Philippe Elhem
Philippe Elhem Journaliste jazz

Diaspora blues – Un coffret regroupant quatre albums des Blue Notes retrace leur parcours musical et témoigne d’une aventure humaine marquée du sceau de la malédiction.

The Blue Notes « The Ogun Collection »

Ogun Recording OGCD 024-028Lorsqu’en 1964, Blue Notes, l’un des rares groupes de jazz sud-africain multiracial formé un an plus tôt, reçoit une invitation officielle à se produire au festival d’Antibes / Juan-les-Pins, les 6 hommes qui le composent (1 blanc, 5 noirs) sont loin d’imaginer que presque aucun d’entre eux ne reverra sa famille et son pays. Quant après leur prestation dans le sud de la France, le pianiste Chris McGregor (le musicien blanc de la formation), le trompettiste Mongezi Feza, le bassiste Johnny Dyani, le batteur Louis Moholo, les saxophonistes Dudu Pukwana et Nick Moyake décident de rester en Europe, c’est à un apartheid radicalisé où l’état d’urgence, proclamé en 1961, interdit aux Noirs les réunions de plus de trois personnes, qu’ils fuient.

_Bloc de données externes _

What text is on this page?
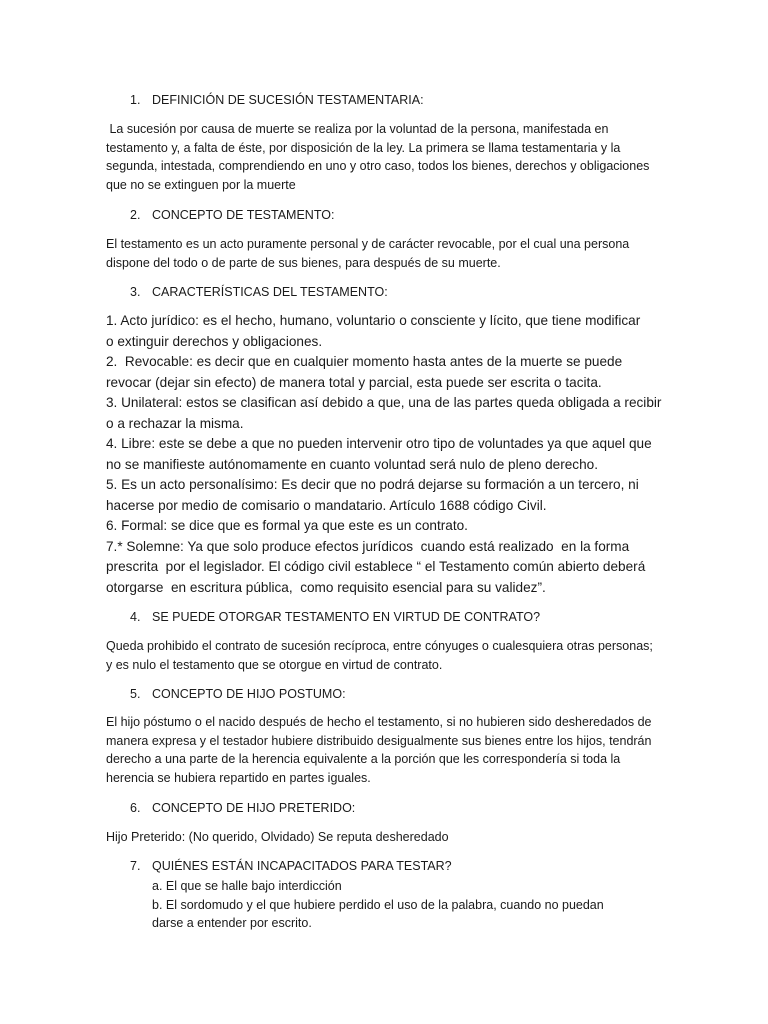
1. DEFINICIÓN DE SUCESIÓN TESTAMENTARIA:

La sucesión por causa de muerte se realiza por la voluntad de la persona, manifestada en

testamento y, a falta de éste, por disposición de la ley. La primera se llama testamentaria y la

segunda, intestada, comprendiendo en uno y otro caso, todos los bienes, derechos y obligaciones

que no se extinguen por la muerte

2. CONCEPTO DE TESTAMENTO:

El testamento es un acto puramente personal y de carácter revocable, por el cual una persona

dispone del todo o de parte de sus bienes, para después de su muerte.

3. CARACTERÍSTICAS DEL TESTAMENTO:

1. Acto jurídico: es el hecho, humano, voluntario o consciente y lícito, que tiene modificar

o extinguir derechos y obligaciones.

2.  Revocable: es decir que en cualquier momento hasta antes de la muerte se puede

revocar (dejar sin efecto) de manera total y parcial, esta puede ser escrita o tacita.

3. Unilateral: estos se clasifican así debido a que, una de las partes queda obligada a recibir

o a rechazar la misma.

4. Libre: este se debe a que no pueden intervenir otro tipo de voluntades ya que aquel que

no se manifieste autónomamente en cuanto voluntad será nulo de pleno derecho.

5. Es un acto personalísimo: Es decir que no podrá dejarse su formación a un tercero, ni

hacerse por medio de comisario o mandatario. Artículo 1688 código Civil.

6. Formal: se dice que es formal ya que este es un contrato.

7.* Solemne: Ya que solo produce efectos jurídicos  cuando está realizado  en la forma

prescrita  por el legislador. El código civil establece “ el Testamento común abierto deberá

otorgarse  en escritura pública,  como requisito esencial para su validez”.

4. SE PUEDE OTORGAR TESTAMENTO EN VIRTUD DE CONTRATO?

Queda prohibido el contrato de sucesión recíproca, entre cónyuges o cualesquiera otras personas;

y es nulo el testamento que se otorgue en virtud de contrato.

5. CONCEPTO DE HIJO POSTUMO:

El hijo póstumo o el nacido después de hecho el testamento, si no hubieren sido desheredados de

manera expresa y el testador hubiere distribuido desigualmente sus bienes entre los hijos, tendrán

derecho a una parte de la herencia equivalente a la porción que les correspondería si toda la

herencia se hubiera repartido en partes iguales.

6. CONCEPTO DE HIJO PRETERIDO:

Hijo Preterido: (No querido, Olvidado) Se reputa desheredado

7. QUIÉNES ESTÁN INCAPACITADOS PARA TESTAR?

a. El que se halle bajo interdicción

b. El sordomudo y el que hubiere perdido el uso de la palabra, cuando no puedan

darse a entender por escrito.
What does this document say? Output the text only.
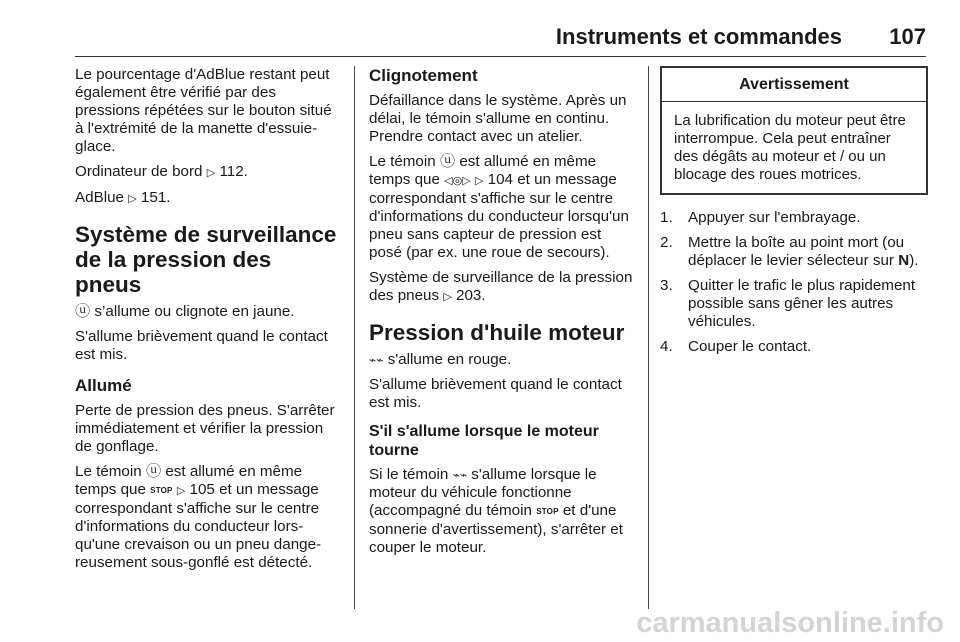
Instruments et commandes 107

Le pourcentage d'AdBlue restant peut également être vérifié par des pressions répétées sur le bouton situé à l'extrémité de la manette d'essuie-glace.

Ordinateur de bord ▷ 112.

AdBlue ▷ 151.

Système de surveillance de la pression des pneus

ⓤ s’allume ou clignote en jaune.

S'allume brièvement quand le contact est mis.

Allumé

Perte de pression des pneus. S'arrêter immédiatement et vérifier la pression de gonflage.

Le témoin ⓤ est allumé en même temps que STOP ▷ 105 et un message correspondant s'affiche sur le centre d'informations du conducteur lorsqu'une crevaison ou un pneu dangereusement sous-gonflé est détecté.

Clignotement

Défaillance dans le système. Après un délai, le témoin s'allume en continu. Prendre contact avec un atelier.

Le témoin ⓤ est allumé en même temps que ◁◎▷ ▷ 104 et un message correspondant s'affiche sur le centre d'informations du conducteur lorsqu'un pneu sans capteur de pression est posé (par ex. une roue de secours).

Système de surveillance de la pression des pneus ▷ 203.

Pression d'huile moteur

⌁⌁ s'allume en rouge.

S'allume brièvement quand le contact est mis.

S'il s'allume lorsque le moteur tourne

Si le témoin ⌁⌁ s'allume lorsque le moteur du véhicule fonctionne (accompagné du témoin STOP et d'une sonnerie d'avertissement), s'arrêter et couper le moteur.

Avertissement
La lubrification du moteur peut être interrompue. Cela peut entraîner des dégâts au moteur et / ou un blocage des roues motrices.
1. Appuyer sur l'embrayage.
2. Mettre la boîte au point mort (ou déplacer le levier sélecteur sur N).
3. Quitter le trafic le plus rapidement possible sans gêner les autres véhicules.
4. Couper le contact.
carmanualsonline.info
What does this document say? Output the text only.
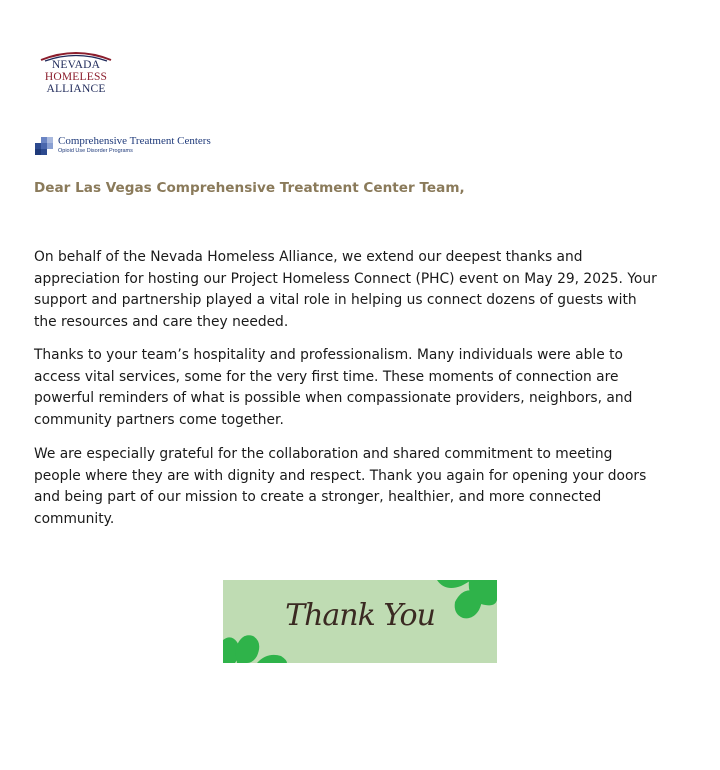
NEVADA
HOMELESS
ALLIANCE
Comprehensive Treatment Centers
Opioid Use Disorder Programs
Dear Las Vegas Comprehensive Treatment Center Team,
On behalf of the Nevada Homeless Alliance, we extend our deepest thanks and
appreciation for hosting our Project Homeless Connect (PHC) event on May 29, 2025. Your
support and partnership played a vital role in helping us connect dozens of guests with
the resources and care they needed.
Thanks to your team’s hospitality and professionalism. Many individuals were able to
access vital services, some for the very first time. These moments of connection are
powerful reminders of what is possible when compassionate providers, neighbors, and
community partners come together.
We are especially grateful for the collaboration and shared commitment to meeting
people where they are with dignity and respect. Thank you again for opening your doors
and being part of our mission to create a stronger, healthier, and more connected
community.
Thank You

Avec l’aide de Dollar Brand, futur Abdullah Ibrahim, lui-même émigré en Europe, les Blue Notes vont d’abord s’installer à Zurich avant de rejoindre Londres douze mois plus tard, alors que le groupe se trouve réduit à un quintette. En effet, le saxophoniste ténor, Nick Moyake, supportant mal cet exil, est retourné en Afrique du Sud où il va mourir l’année suivante. Premier membre des Blue Notes à disparaître, il ne sera hélas pas le dernier. Une malédiction semble en effet frapper les Blue Notes, les uns après les autres. Mongezi Feza meurt en 1975 alors qu’il vient, après Rock Bottom et Ruth Is Stranger Than Richard, d’enregistrer à nouveau avec Robert Wyatt. Il sera suivi, dix ans plus tard de Johnny Mbizo Dyani avant que Chris McGregor et Dudu Pukwana ne décèdent en 1990 à un mois d’écart, faisant de Louis Tebugo Moholo-Moholo, le seul survivant et la mémoire vivante du groupe.

Dispersions

En fait, à peine arrivés à Londres, les Blue Notes n’existent déjà plus en tant que groupe. Eparpillés dans des projets divers où ils se retrouvent parfois, comme dans Assai puis Spear qui réunissent Dudu Pukwana, Mongezi Feza et Louis Moholo ou, encore, le fabuleux Brotherhood of Breath (La Confrérie du souffle) de Chris McGregor. A l’exception de deux sessions réalisées en 1968 pour Polydor dont l’une débouchera sur un album du Chris McGregor’s Group et l’autre sur un disque du groupe qui ne sortira que dix ans plus tard, l’activité des Blue Notes ne sera plus que sporadique. Trois des quatre albums réunis dans le coffret Ogun en témoignent étroitement: deux d’entre eux, Blue Notes For Mongezi et Blue Notes For Johnny (où ils sont réduits à un trio), ne les trouvent réunis que pour célébrer la disparition de l’un des leurs, le troisième, Blue Notes In Concert (1977) étant l’enregistrement d’une prestation exceptionnelle (dans tous les sens du terme) du groupe en club. Le dernier (qui est en fait le premier) est un document in-édit enregistré à Durban, en Afrique du Sud, peu avant leur départ pour l’Europe et permet, malgré un son précaire, d’entendre enfin le ténor de Nick Moyake.